Cualquier palabra de exaltación y de reconocimiento a nuestra madre es insuficiente para abarcar la fuente inagotable de amor, incondicionalidad y entrega que nos profesaron. Es posible, que algunos no se identifiquen con esto, y aun así, si revisáramos cada caso en particular, las excepciones tipificarían casos de aquellas madres heridas, adoloridas y sufridas que sobrevivieron escasamente por misericordia Divina ante tanta adversidad.

Quien hiere fue herido y en ese sentido la comprensión por ellas aumenta; correspondiéndole al hijo apoderarse de su proceso de elaboración de las secuelas que estas circunstancias le dejaron. Nada fácil a veces, lo que produce sentimientos ambivalentes de amor y odio que en simultánea crea un circulo vicioso del que lastimosamente algunos no salen.

Nuestro Creador honró tanto a las madres, llegando incluso a referirse a sí mismo como una madre. Nos dice Isaías 66:13: “Como madre que consuela a su hijo, así yo los consolaré a ustedes. Por otra parte, en Oseas 11:3-4 Dios dice: “Yo fui quien enseñó a caminar a Efraín; yo fui quien lo tomó de la mano.

Si, es a través de ella que se nos dieron las primeras veces más significativas de nuestras vidas: primeras veces asociadas a la escucha de las palabras mientras estábamos en el vientre, las caricias, el bailar mientras cobijados por su vientre podíamos movernos y vibrar en esa estuche precioso que lo abrazaba, Luego cuando ya entramos en contacto con el mundo físico, las primeras manos y las que mas nos tocaban, las primeras palabras, que en ocasiones, nadie nos entendía pero ella sí, nadie más podía ser la mejor traductora de balbuceos y otros sonidos que solo una madre puede entender, y ni que decir de las miradas y hasta de los silencios.

Sufrimientos callados, lagrimas ocultas, privadas de sus capacidades productivas a veces, ellas encontraron en la serena cotidianidad su fuerza, en la prudencia su decoro, haciendo uso de un sentido del humor que con pocas palabras emanaban sabiduría, inteligencia y natural acierto. Carácter alegre, espontaneidad combinando calidez y firmeza, sensatez y respeto. Para ellas no existía la rutina, entre su rol de esposas, compañeras y la crianza de sus hijos veían pasar los días alcanzando un estilo de vida adaptable, recursivo y mostrando abnegación y una donación absoluta al hogar.
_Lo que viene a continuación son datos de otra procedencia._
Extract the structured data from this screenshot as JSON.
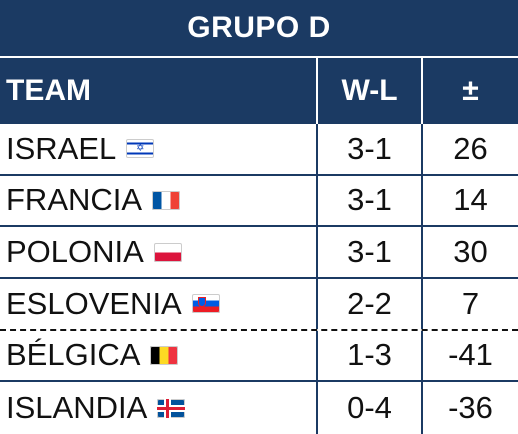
{
  "title": "GRUPO D",
  "headers": {
    "team": "TEAM",
    "wl": "W-L",
    "diff": "±"
  },
  "colors": {
    "header_bg": "#1b3a63",
    "header_text": "#ffffff",
    "body_text": "#111111"
  },
  "rows": [
    {
      "team": "ISRAEL",
      "flag": "israel-flag-icon",
      "wl": "3-1",
      "diff": "26"
    },
    {
      "team": "FRANCIA",
      "flag": "france-flag-icon",
      "wl": "3-1",
      "diff": "14"
    },
    {
      "team": "POLONIA",
      "flag": "poland-flag-icon",
      "wl": "3-1",
      "diff": "30"
    },
    {
      "team": "ESLOVENIA",
      "flag": "slovenia-flag-icon",
      "wl": "2-2",
      "diff": "7"
    },
    {
      "team": "BÉLGICA",
      "flag": "belgium-flag-icon",
      "wl": "1-3",
      "diff": "-41"
    },
    {
      "team": "ISLANDIA",
      "flag": "iceland-flag-icon",
      "wl": "0-4",
      "diff": "-36"
    }
  ]
}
Debieron sentir miedo, pero no se les notaba, quizás sueños frustrados, sin embargo, vivieron con ilusión. En medio de todo esto, fueron excelentes hijas, hermanas, tías, comadres, vecinas donándose de manera empática y con el mas alto nivel de solidaridad.
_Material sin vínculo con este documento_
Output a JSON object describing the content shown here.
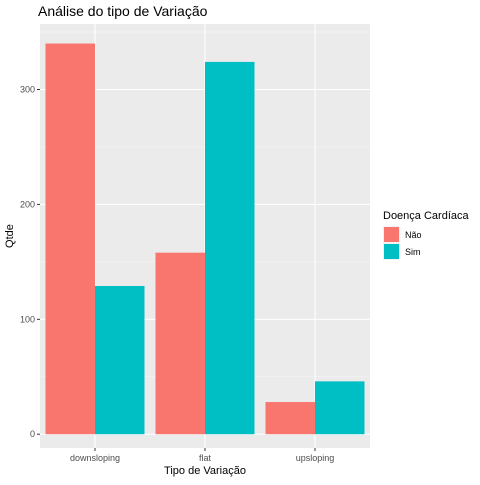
{
  "chart_data": {
    "type": "bar",
    "title": "Análise do tipo de Variação",
    "xlabel": "Tipo de Variação",
    "ylabel": "Qtde",
    "categories": [
      "downsloping",
      "flat",
      "upsloping"
    ],
    "series": [
      {
        "name": "Não",
        "color": "#F8766D",
        "values": [
          340,
          158,
          28
        ]
      },
      {
        "name": "Sim",
        "color": "#00BFC4",
        "values": [
          129,
          324,
          46
        ]
      }
    ],
    "ylim": [
      -12,
      357
    ],
    "yticks": [
      0,
      100,
      200,
      300
    ],
    "grid": true,
    "legend": {
      "title": "Doença Cardíaca",
      "position": "right"
    }
  }
}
Hace algunos días encontré una carta que un día como hoy le escribí a mi madre, porque era la primera vez que no lo pasaría con ella, debido a mi ingreso a primer semestre de psicología en la universidad, viniendo desde Fonseca en La Guajira, tenía 16 años donde le decía: Mamita en este momento de mi vida quiero decirle que lo mas importante de mi vida es usted y mi profesión. ¡Al leerlo por cuestión de segundos pensé que mi papá a quien amé y amo tanto, ya había fallecido y no era así y definitivamente me dije Mamá es mamá!

El amor de los hijos a las madres, en algunas ocasiones pasa como el vino que en su proceso de añejamiento afina su sabor, toma cuerpo y valoración. En algunos casos, pareciera como si en la juventud no se fuera tan consiente del privilegio de tenerla, de la reciprocidad del afecto, de la solidaridad en el servicio y apoyo mutuo. Va pasando el tiempo y se aumenta el nivel de discernimiento al respecto. Dichoso aquel que desde temprana edad descubre a la madre que tiene y responde con respeto y amor a ella. Yo conocí esa dicha.

Mis reconocimientos en mi nombre y el de mis hermanos a nuestra madre Juana Álvarez de Ibarra, y a través de ella a todas aquellas que pasaron por este mundo y se reflejan en este escrito, y también a las que hoy pueden identificarse.

Finalmente, la frase insigne con la que la gran mayoría nos identificamos: Yo amo a mi mamá.